I wondered what to do, and then I found an article

This system, as the name suggests, is one in which the state stores wills you create. If you die, it notifies statutory heirs that a will exists. In this country it can be regarded as an API that most reliably and accurately triggers on one’s death and delivers the message that is the will.

The article explained how to use the national system to store this. That’s amazing.

The method is to have a will stored that contains the Secret Key, the URL for access, email, username, etc., and let the heirs remember the password so they can access it.

If there are no heirs, there’s nothing you can do, but it may be the most reasonable option available.

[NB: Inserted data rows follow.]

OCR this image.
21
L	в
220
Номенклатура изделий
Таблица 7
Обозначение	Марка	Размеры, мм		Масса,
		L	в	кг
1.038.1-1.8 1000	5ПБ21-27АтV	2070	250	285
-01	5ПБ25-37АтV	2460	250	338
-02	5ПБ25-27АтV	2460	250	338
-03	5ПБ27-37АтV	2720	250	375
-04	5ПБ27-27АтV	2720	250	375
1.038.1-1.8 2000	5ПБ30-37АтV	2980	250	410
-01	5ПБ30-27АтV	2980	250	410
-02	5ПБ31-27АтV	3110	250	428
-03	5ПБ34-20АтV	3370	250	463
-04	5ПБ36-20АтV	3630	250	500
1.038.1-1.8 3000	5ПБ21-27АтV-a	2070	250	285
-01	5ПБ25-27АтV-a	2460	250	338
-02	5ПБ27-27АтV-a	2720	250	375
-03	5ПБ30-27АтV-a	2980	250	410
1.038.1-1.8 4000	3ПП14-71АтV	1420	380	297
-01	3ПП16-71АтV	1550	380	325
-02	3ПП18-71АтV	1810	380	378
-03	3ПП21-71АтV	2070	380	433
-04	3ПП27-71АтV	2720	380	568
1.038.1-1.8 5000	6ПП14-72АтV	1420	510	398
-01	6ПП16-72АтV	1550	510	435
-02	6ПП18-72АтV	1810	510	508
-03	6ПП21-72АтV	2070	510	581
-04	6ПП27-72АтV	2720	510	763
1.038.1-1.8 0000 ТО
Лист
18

The biggest advantage is that it’s valid as long as the government doesn’t shut down. If the facility storing wills is destroyed or the state is overthrown and everything lost, that’s a different story, but since it’s the government, it seems more trustworthy than a private service. Detecting and notifying of death is hard, but this should be able to do that reliably. As the article also says, there must be no cases where it doesn’t work as expected — like believing someone was alive when they were dead, or vice versa.

In fact, if you look there are several digital end-of-life services of this kind. However, many are triggered by the absence of a reply to periodic PING emails. That means there’s a risk of false negatives — accidental activation due to a temporary injury or illness. There must be no false positives (thinking someone was alive when they were dead) or false negatives (thinking someone was dead when they were alive); you want it to “fire immediately and exactly once” when someone dies.

Thinking like that, this system might be really good.

Trying it out in practice

So, since it doesn’t cost much (you can do it for just 3,900 yen), I’m going to try it — but I’m busy with school and don’t have the time, so I’ll report back when I actually try it sometime.